Top Coat

A stain doesn't protect the wood. It only changes the color. So after the Shaker Bench was assembled, I applied a top coat.

- Note: Whenever you use a water-based stain, be sure to give the stain time to dry completely before applying a top coat.

arm-r-seal. I use oil/ure-thane finishes a lot They're simply wiped on, and the excess wiped off. For the Shaker Bench, I wanted to use General Finishes' Arm-R-Seal because it has a higher percentage of urethane and hardens to a protective shell.

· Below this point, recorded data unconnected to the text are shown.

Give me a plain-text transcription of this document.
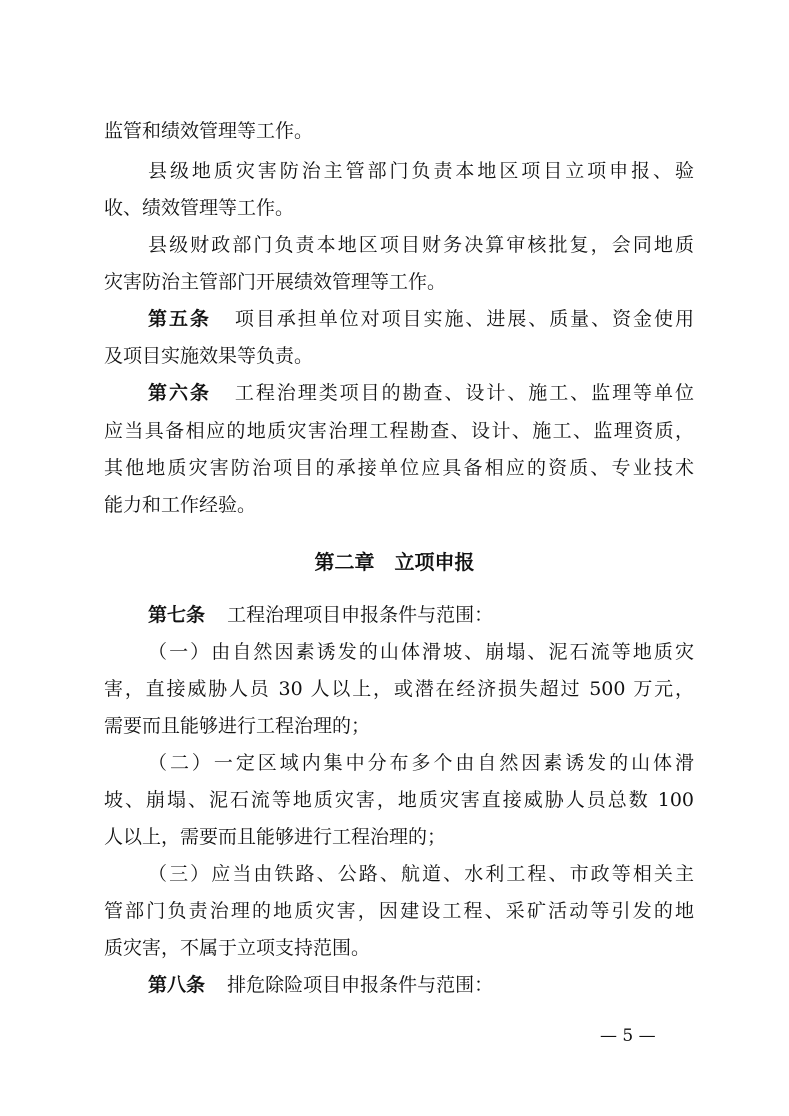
监管和绩效管理等工作。
县级地质灾害防治主管部门负责本地区项目立项申报、验
收、绩效管理等工作。
县级财政部门负责本地区项目财务决算审核批复，会同地质
灾害防治主管部门开展绩效管理等工作。
第五条 项目承担单位对项目实施、进展、质量、资金使用
及项目实施效果等负责。
第六条 工程治理类项目的勘查、设计、施工、监理等单位
应当具备相应的地质灾害治理工程勘查、设计、施工、监理资质，
其他地质灾害防治项目的承接单位应具备相应的资质、专业技术
能力和工作经验。
第二章 立项申报
第七条 工程治理项目申报条件与范围：
（一）由自然因素诱发的山体滑坡、崩塌、泥石流等地质灾
害，直接威胁人员 30 人以上，或潜在经济损失超过 500 万元，
需要而且能够进行工程治理的；
（二）一定区域内集中分布多个由自然因素诱发的山体滑
坡、崩塌、泥石流等地质灾害，地质灾害直接威胁人员总数 100
人以上，需要而且能够进行工程治理的；
（三）应当由铁路、公路、航道、水利工程、市政等相关主
管部门负责治理的地质灾害，因建设工程、采矿活动等引发的地
质灾害，不属于立项支持范围。
第八条 排危除险项目申报条件与范围：
— 5 —
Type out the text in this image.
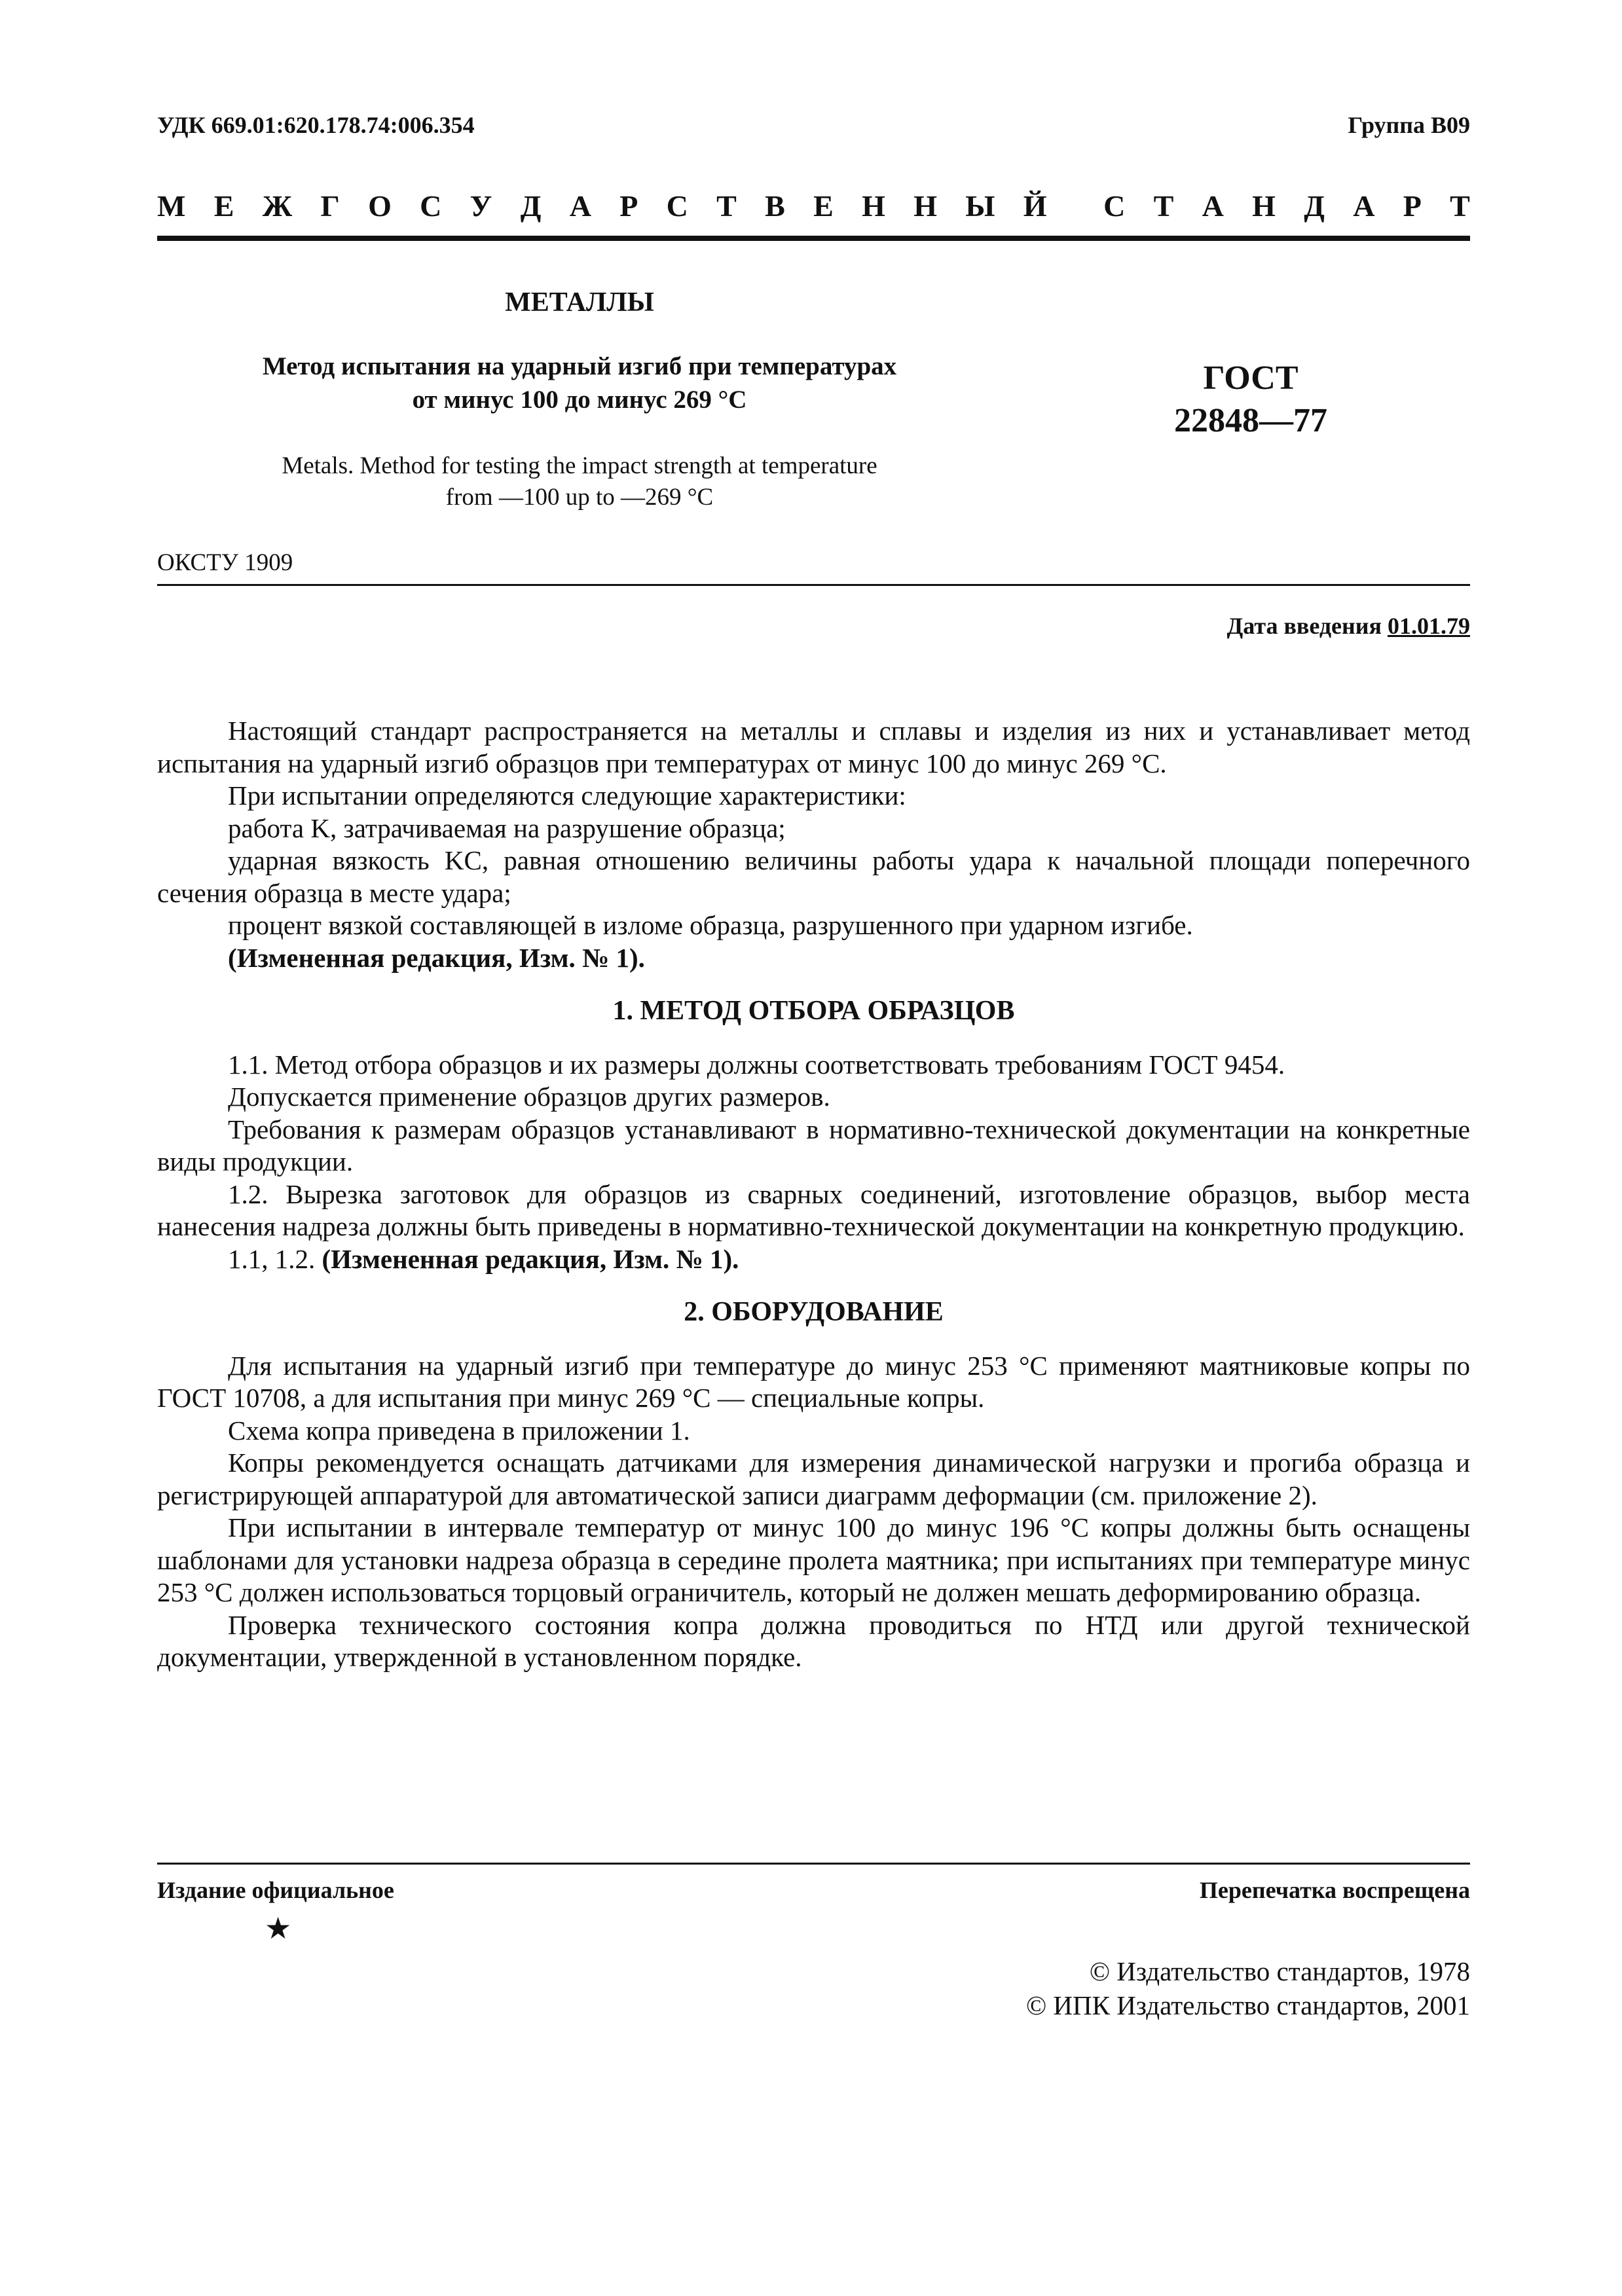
УДК 669.01:620.178.74:006.354	Группа В09
М Е Ж Г О С У Д А Р С Т В Е Н Н Ы Й С Т А Н Д А Р Т
МЕТАЛЛЫ
Метод испытания на ударный изгиб при температурах
от минус 100 до минус 269 °С
ГОСТ
22848—77
Metals. Method for testing the impact strength at temperature
from —100 up to —269 °С
ОКСТУ 1909
Дата введения 01.01.79

Настоящий стандарт распространяется на металлы и сплавы и изделия из них и устанавливает метод испытания на ударный изгиб образцов при температурах от минус 100 до минус 269 °С.

При испытании определяются следующие характеристики:

работа K, затрачиваемая на разрушение образца;

ударная вязкость KC, равная отношению величины работы удара к начальной площади поперечного сечения образца в месте удара;

процент вязкой составляющей в изломе образца, разрушенного при ударном изгибе.

(Измененная редакция, Изм. № 1).

1. МЕТОД ОТБОРА ОБРАЗЦОВ

1.1. Метод отбора образцов и их размеры должны соответствовать требованиям ГОСТ 9454.

Допускается применение образцов других размеров.

Требования к размерам образцов устанавливают в нормативно-технической документации на конкретные виды продукции.

1.2. Вырезка заготовок для образцов из сварных соединений, изготовление образцов, выбор места нанесения надреза должны быть приведены в нормативно-технической документации на конкретную продукцию.

1.1, 1.2. (Измененная редакция, Изм. № 1).

2. ОБОРУДОВАНИЕ

Для испытания на ударный изгиб при температуре до минус 253 °С применяют маятниковые копры по ГОСТ 10708, а для испытания при минус 269 °С — специальные копры.

Схема копра приведена в приложении 1.

Копры рекомендуется оснащать датчиками для измерения динамической нагрузки и прогиба образца и регистрирующей аппаратурой для автоматической записи диаграмм деформации (см. приложение 2).

При испытании в интервале температур от минус 100 до минус 196 °С копры должны быть оснащены шаблонами для установки надреза образца в середине пролета маятника; при испытаниях при температуре минус 253 °С должен использоваться торцовый ограничитель, который не должен мешать деформированию образца.

Проверка технического состояния копра должна проводиться по НТД или другой технической документации, утвержденной в установленном порядке.

Издание официальное	Перепечатка воспрещена
★
© Издательство стандартов, 1978
© ИПК Издательство стандартов, 2001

applying the top coat. It's best to apply an oil finish in several thin coats. Again I worked in large sections, but this time I used a foam brush. (You can use a rag.) Then I wiped it off with a clean rag almost immediately, always wiping with the grain. To allow both sides of the seat to expand and contract evenly with changes in humidity, finish the bottom of the seat too.

Note: If you find the oil is sticky when you wipe it off, it has already started drying. Simply add more oil and wipe it off immediately.

When the first coat of Arm-R-Seal had dried overnight, I applied a second coat. After it was dry, I lightly sanded the surface with 400-grit sandpaper (to smooth out the bumps) and followed up with one more coat.

Once that dried, I felt that the Bench had enough protection, but was a little glossier than I wanted. So I lightly rubbed out some of the gloss with 0000 steel wool.